Ki Hadjar meyakini bahwa pendidikan seharusnya membebaskan, bukan menundukkan. “Pendidikan itu menuntun segala kekuatan kodrat yang ada pada anak-anak,” begitu salah satu asas dasar Tamansiswa.
Dalam kalimat itu, tersimpan keyakinan mendalam bahwa manusia pada dasarnya memiliki potensi, dan tugas pendidikan adalah membantu mereka menemukan serta mengembangkannya.
Berbeda dengan sistem kolonial yang menjadikan pendidikan sebagai alat domestikasi, mencetak tenaga kerja terampil tapi tidak kritis. Tamansiswa membangun model pendidikan yang humanis dan membumi. Pelajaran disampaikan dalam bahasa ibu. Materi disesuaikan dengan kebutuhan dan konteks sosial murid.

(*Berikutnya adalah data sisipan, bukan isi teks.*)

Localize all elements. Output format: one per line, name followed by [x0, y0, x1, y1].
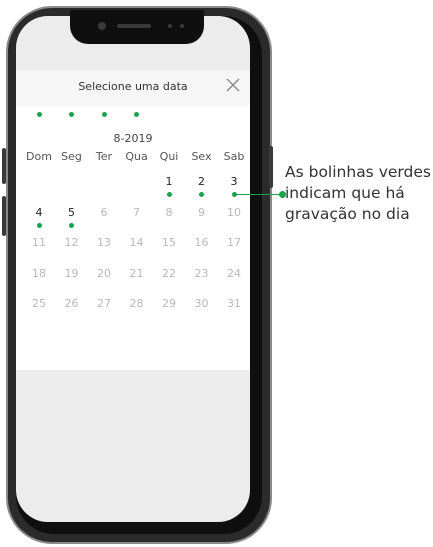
volume-up-button	[2, 148, 6, 184]
day-9: 9	[198, 205, 205, 219]
day-28: 28	[129, 297, 144, 310]
day-14: 14	[129, 236, 144, 249]
phone-screen: Selecione uma data 8-2019 Dom Seg Ter Qua Qu…	[16, 16, 250, 522]
day-6: 6	[100, 205, 108, 219]
callout-line: gravação no dia	[285, 205, 410, 223]
day-10: 10	[227, 205, 241, 219]
close-icon[interactable]	[224, 76, 242, 94]
weekday-label: Sab	[223, 150, 245, 163]
day-16: 16	[194, 236, 209, 249]
month-label: 8-2019	[113, 132, 153, 145]
day-17: 17	[227, 236, 241, 249]
recording-dot	[69, 222, 74, 228]
recording-dot	[101, 112, 107, 117]
volume-down-button	[2, 196, 6, 236]
proximity-sensor	[168, 24, 172, 28]
day-13: 13	[97, 236, 111, 249]
weekday-label: Dom	[26, 150, 52, 163]
day-27: 27	[97, 297, 111, 310]
weekday-label: Sex	[191, 150, 212, 163]
day-25: 25	[32, 297, 46, 310]
day-5[interactable]: 5	[56, 206, 88, 219]
front-camera	[98, 22, 106, 30]
day-2[interactable]: 2	[186, 175, 218, 188]
day-29: 29	[162, 297, 176, 310]
day-3[interactable]: 3	[218, 175, 250, 188]
day-23: 23	[194, 266, 209, 280]
day-19: 19	[64, 266, 79, 280]
recording-dot	[69, 112, 74, 117]
recording-dot	[36, 112, 42, 117]
date-picker-header: Selecione uma data	[16, 70, 250, 106]
day-30: 30	[194, 297, 209, 310]
day-18: 18	[32, 266, 46, 280]
callout-line: indicam que há	[285, 184, 405, 202]
recording-dots-callout: As bolinhas verdes indicam que há gravaç…	[285, 162, 431, 225]
day-22: 22	[162, 266, 176, 280]
weekday-label: Ter	[95, 150, 113, 163]
day-8: 8	[165, 205, 173, 219]
date-picker-sheet: Selecione uma data 8-2019 Dom Seg Ter Qua Qu…	[16, 70, 250, 370]
day-15: 15	[162, 236, 176, 249]
weekday-label: Qui	[159, 150, 179, 163]
day-7: 7	[133, 205, 140, 219]
weekday-label: Seg	[61, 150, 82, 163]
ambient-sensor	[180, 24, 184, 28]
earpiece-speaker	[117, 24, 151, 28]
day-21: 21	[129, 266, 144, 280]
day-24: 24	[227, 266, 241, 280]
day-31: 31	[227, 297, 241, 310]
date-picker-title: Selecione uma data	[78, 80, 188, 93]
recording-dot	[166, 192, 172, 197]
recording-dot	[199, 192, 204, 197]
day-12: 12	[64, 236, 79, 249]
day-1[interactable]: 1	[153, 175, 185, 188]
callout-leader-line	[236, 194, 282, 195]
day-20: 20	[97, 266, 111, 280]
recording-dot	[36, 222, 42, 228]
callout-line: As bolinhas verdes	[285, 163, 431, 181]
weekday-label: Qua	[125, 150, 148, 163]
recording-dot	[134, 112, 139, 117]
day-26: 26	[64, 297, 79, 310]
power-button	[269, 146, 273, 188]
day-4[interactable]: 4	[23, 206, 55, 219]
day-11: 11	[32, 236, 46, 249]
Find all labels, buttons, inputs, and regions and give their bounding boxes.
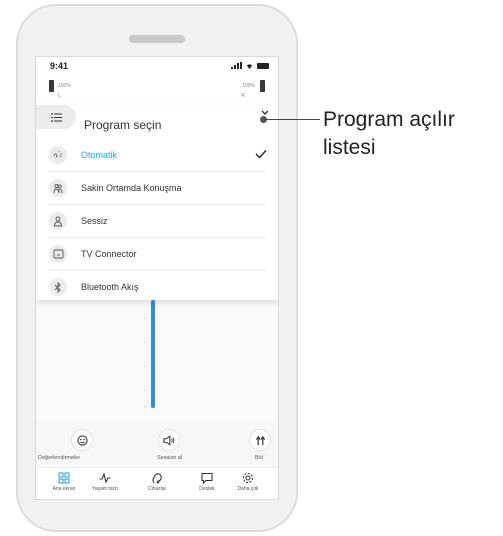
slider-tick — [144, 406, 146, 407]
volume-slider[interactable] — [151, 300, 155, 408]
phone-battery-icon — [257, 63, 269, 69]
hearing-aid-icon — [152, 473, 162, 484]
ratings-label: Değerlendirmeler — [38, 455, 81, 461]
activity-icon — [99, 472, 111, 484]
status-icons — [231, 62, 269, 69]
callout-label: Program açılır listesi — [323, 106, 455, 162]
auto-program-icon — [49, 146, 67, 164]
slider-tick — [144, 318, 146, 319]
program-dropdown: Program seçin Otomatik Sakin Ortamda Kon… — [36, 105, 278, 300]
program-label: Bluetooth Akış — [81, 282, 139, 292]
right-battery-percent: 100% — [242, 83, 255, 89]
right-side-label: R — [241, 93, 245, 99]
tab-home[interactable]: Ana ekran — [44, 472, 84, 492]
app-screen: 9:41 100% L 100% R Değerlendirmeler Sess… — [35, 56, 279, 500]
program-item-bluetooth[interactable]: Bluetooth Akış — [36, 271, 278, 304]
tab-label: Daha çok — [237, 486, 259, 492]
speaker-icon — [163, 434, 175, 446]
volume-slider-area — [36, 300, 278, 420]
status-time: 9:41 — [50, 61, 69, 71]
bluetooth-icon — [49, 278, 67, 296]
list-icon — [50, 112, 62, 122]
phone-frame: 9:41 100% L 100% R Değerlendirmeler Sess… — [16, 4, 298, 532]
smiley-icon — [76, 434, 88, 446]
tab-label: Yaşam tarzı — [91, 486, 119, 492]
quiet-icon — [49, 212, 67, 230]
status-bar: 9:41 — [36, 57, 278, 75]
bottom-tab-bar: Ana ekran Yaşam tarzı Cihazlar Destek Da… — [36, 467, 278, 499]
split-label: Böl — [255, 455, 263, 461]
left-battery-icon — [49, 80, 54, 92]
check-icon — [255, 150, 267, 159]
tv-connector-icon — [49, 245, 67, 263]
program-list-button[interactable] — [36, 105, 76, 129]
slider-tick — [144, 342, 146, 343]
tab-more[interactable]: Daha çok — [228, 472, 268, 492]
home-grid-icon — [58, 472, 70, 484]
tab-label: Destek — [199, 486, 215, 492]
left-side-label: L — [58, 93, 61, 99]
tab-label: Ana ekran — [52, 486, 76, 492]
conversation-icon — [49, 179, 67, 197]
mute-button[interactable] — [158, 429, 180, 451]
phone-speaker — [129, 35, 185, 43]
program-item-automatic[interactable]: Otomatik — [36, 139, 278, 172]
wifi-icon — [246, 64, 253, 69]
slider-tick — [144, 390, 146, 391]
program-dropdown-header[interactable]: Program seçin — [36, 105, 278, 139]
chat-icon — [201, 472, 213, 484]
slider-tick — [144, 366, 146, 367]
hearing-aid-battery-row: 100% L 100% R — [36, 75, 278, 105]
tab-lifestyle[interactable]: Yaşam tarzı — [85, 472, 125, 492]
tab-support[interactable]: Destek — [187, 472, 227, 492]
callout-line-2: listesi — [323, 136, 376, 159]
program-item-conversation[interactable]: Sakin Ortamda Konuşma — [36, 172, 278, 205]
left-battery-percent: 100% — [58, 83, 71, 89]
program-label: TV Connector — [81, 249, 137, 259]
program-item-quiet[interactable]: Sessiz — [36, 205, 278, 238]
tab-devices[interactable]: Cihazlar — [137, 472, 177, 492]
program-label: Sessiz — [81, 216, 108, 226]
signal-icon — [231, 62, 242, 69]
ratings-button[interactable] — [71, 429, 93, 451]
gear-icon — [242, 472, 254, 484]
tab-label: Cihazlar — [147, 486, 167, 492]
callout-line — [264, 119, 320, 120]
mute-label: Sessize al — [157, 455, 183, 461]
right-battery-icon — [260, 80, 265, 92]
program-item-tv-connector[interactable]: TV Connector — [36, 238, 278, 271]
split-icon — [255, 435, 265, 445]
callout-line-1: Program açılır — [323, 108, 455, 131]
program-dropdown-title: Program seçin — [84, 118, 162, 132]
split-button[interactable] — [249, 429, 271, 451]
program-label: Otomatik — [81, 150, 118, 160]
program-label: Sakin Ortamda Konuşma — [81, 183, 182, 193]
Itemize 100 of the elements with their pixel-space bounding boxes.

Tamansiswa juga memposisikan guru bukan sebagai otoritas tunggal, tetapi sebagai "pamong", yaitu pembimbing yang sejajar dan membangun dialog dengan muridnya.
Secara sadar, Tamansiswa menempatkan dirinya dalam jalur perjuangan politik yang lebih halus: perjuangan melalui kebudayaan. Pendidikan dipandang bukan sebagai ruang netral, tetapi sebagai arena pertarungan ideologi.
Dalam konteks itu, Tamansiswa bukan hanya mendidik anak-anak untuk pandai membaca dan berhitung, tetapi juga untuk mengenal jati diri, mencintai bangsanya, dan berani berpikir merdeka.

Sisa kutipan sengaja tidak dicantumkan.